Pelo alcance territorial, manifestações parecem ser as mais importantes desde as mobilizações pró-democracia de 1989Hector Retamal/AFP

Pequim - Com as ruas tomadas por policiais e informações sob censura na internet, as autoridades chinesas tentaram conter nesta segunda-feira, 28, uma onda histórica de protestos. A população exige o fim das restrições provocadas pela pandemia de covid-19 e mais liberdades políticas.
Neste domingo, 27, milhares de pessoas, que responderam às convocações divulgadas nas redes sociais, saíram às ruas em cidades como Pequim, Xangai e Wuhan. Os manifestantes gritaram frases como "Xi Jinping, renúncia!", "PCC (Partido Comunista Chinês) renúncia" e "Não aos confinamentos, queremos liberdade".
Pelo alcance territorial, a onda de manifestações parece a mais importante desde as mobilizações pró-democracia de 1989. O descontentamento social cresceu nos últimos meses na China, um dos poucos países que continua aplicando uma política rígida contra a covid-19, denominada "covid zero", que inclui confinamentos em larga escala e exames PCR quase diários.
A revolta da população aumentou após um incêndio que deixou 10 mortos em Urumqi, capital da província de Xinjiang (noroeste). Muitos consideram que os trabalhos de resgate foram prejudicados pelas restrições impostas contra a covid-19.
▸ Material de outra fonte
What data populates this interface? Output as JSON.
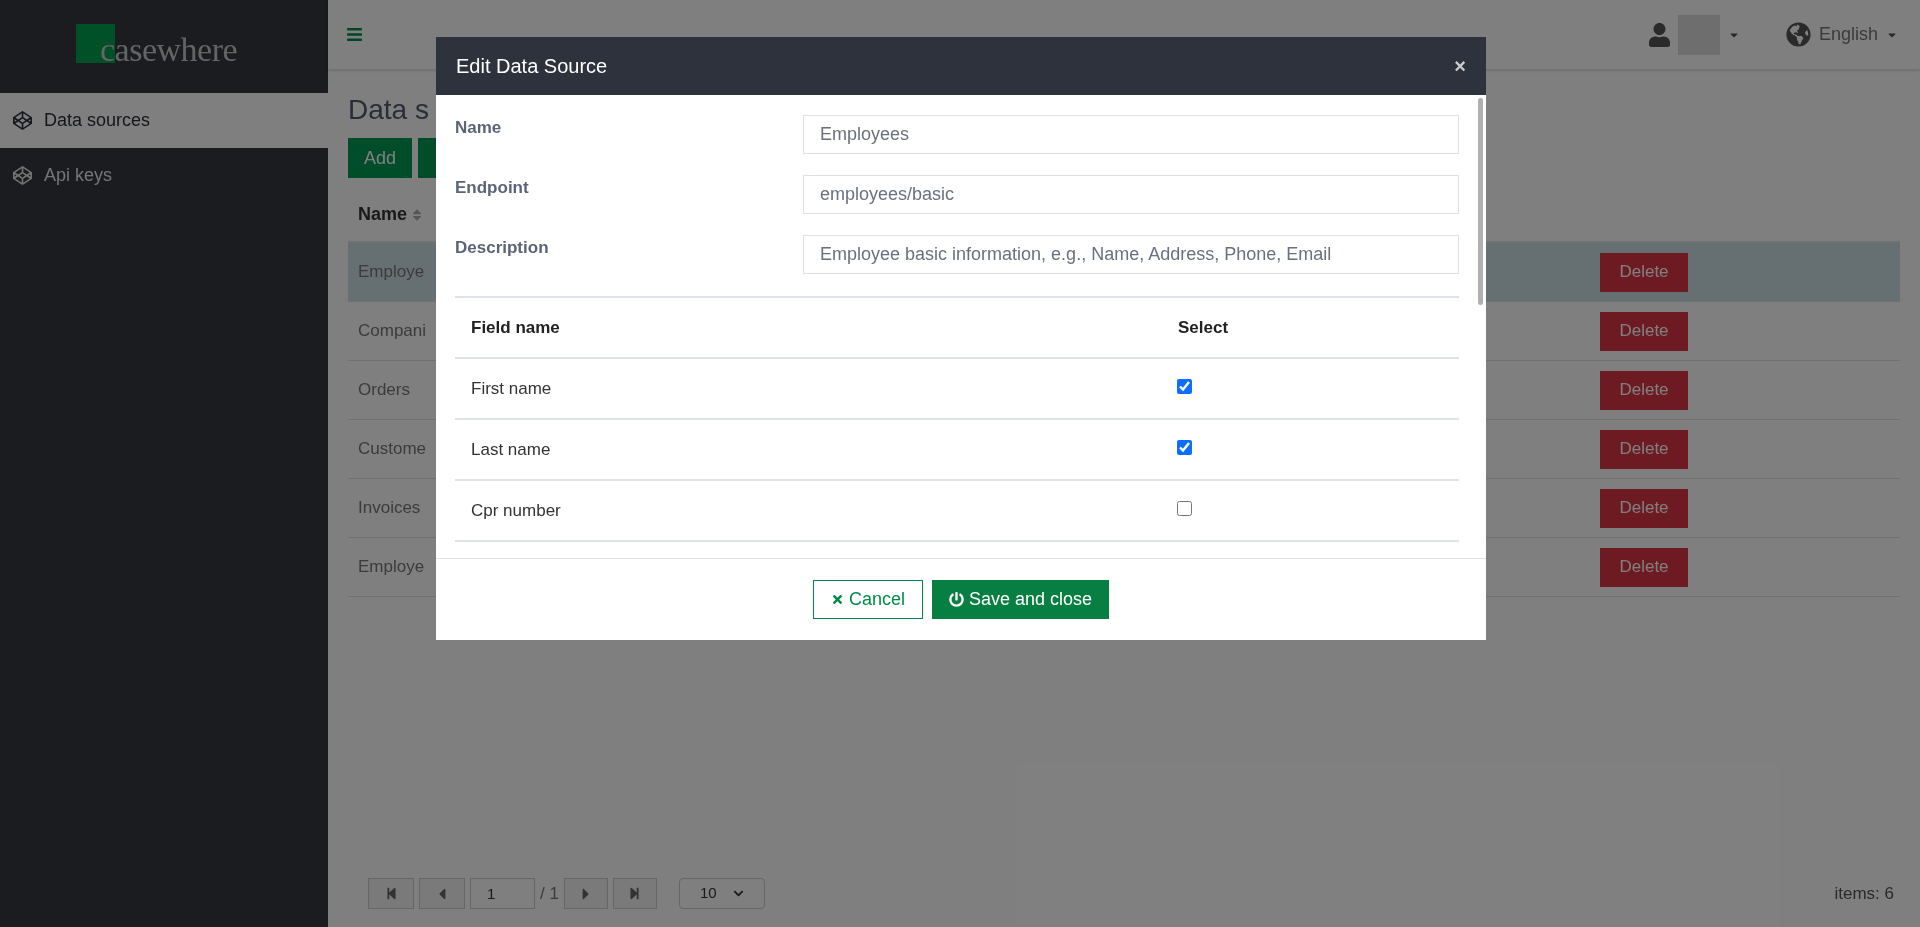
{
  "sidebar": {
    "logo": "casewhere",
    "items": [
      {
        "label": "Data sources",
        "selected": true
      },
      {
        "label": "Api keys",
        "selected": false
      }
    ]
  },
  "header": {
    "language": "English"
  },
  "page": {
    "title": "Data s",
    "add_button": "Add",
    "table": {
      "columns": [
        "Name"
      ],
      "rows": [
        {
          "name": "Employe",
          "delete": "Delete",
          "selected": true
        },
        {
          "name": "Compani",
          "delete": "Delete",
          "selected": false
        },
        {
          "name": "Orders",
          "delete": "Delete",
          "selected": false
        },
        {
          "name": "Custome",
          "delete": "Delete",
          "selected": false
        },
        {
          "name": "Invoices",
          "delete": "Delete",
          "selected": false
        },
        {
          "name": "Employe",
          "delete": "Delete",
          "selected": false
        }
      ]
    },
    "pagination": {
      "page": "1",
      "of": "/ 1",
      "page_size": "10",
      "items": "items: 6"
    }
  },
  "dialog": {
    "title": "Edit Data Source",
    "close": "×",
    "fields": [
      {
        "label": "Name",
        "value": "Employees"
      },
      {
        "label": "Endpoint",
        "value": "employees/basic"
      },
      {
        "label": "Description",
        "value": "Employee basic information, e.g., Name, Address, Phone, Email"
      }
    ],
    "table": {
      "columns": [
        "Field name",
        "Select"
      ],
      "rows": [
        {
          "name": "First name",
          "checked": true
        },
        {
          "name": "Last name",
          "checked": true
        },
        {
          "name": "Cpr number",
          "checked": false
        }
      ]
    },
    "buttons": {
      "cancel": "Cancel",
      "save": "Save and close"
    }
  }
}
Após a tragédia em Urumqi, cidade de 4 milhões de habitantes, as autoridades flexibilizaram as restrições na região: a partir de terça-feira será possível utilizar os ônibus para fazer compras e os estabelecimentos comerciais em áreas de "baixo risco" poderão retomar parcialmente as atividades.
O Ministério das Relações Exteriores chinês acusou "forças mobilizadas por motivos ocultos" de terem vinculado o incêndio à "resposta local contra a covid-19". "Sob a direção do Partido Comunista da China e com o apoio do povo chinês, nosso combate contra a covid-19 será um sucesso", afirmou o porta-voz da diplomacia, Zhao Lijian, ao comentar a mobilização do fim de semana.
Nesta manhã, a polícia estava mobilizada em vários pontos de Pequim e Xangai, perto dos locais em que foram organizados os protestos de domingo. Em Xangai, duas pessoas foram detidas perto da rua Urumqi, cenário de uma manifestação na véspera. Uma delas "desobedeceu as ordens da polícia", disse um agente.
As equipes das forças de segurança também dispersaram as pessoas no local e obrigaram os manifestantes a apagar as fotografias em seus smartphones, segundo um correspondente da AFP. Questionada, a polícia de Xangai não revelou quantas detenções foram efetuadas no fim de semana.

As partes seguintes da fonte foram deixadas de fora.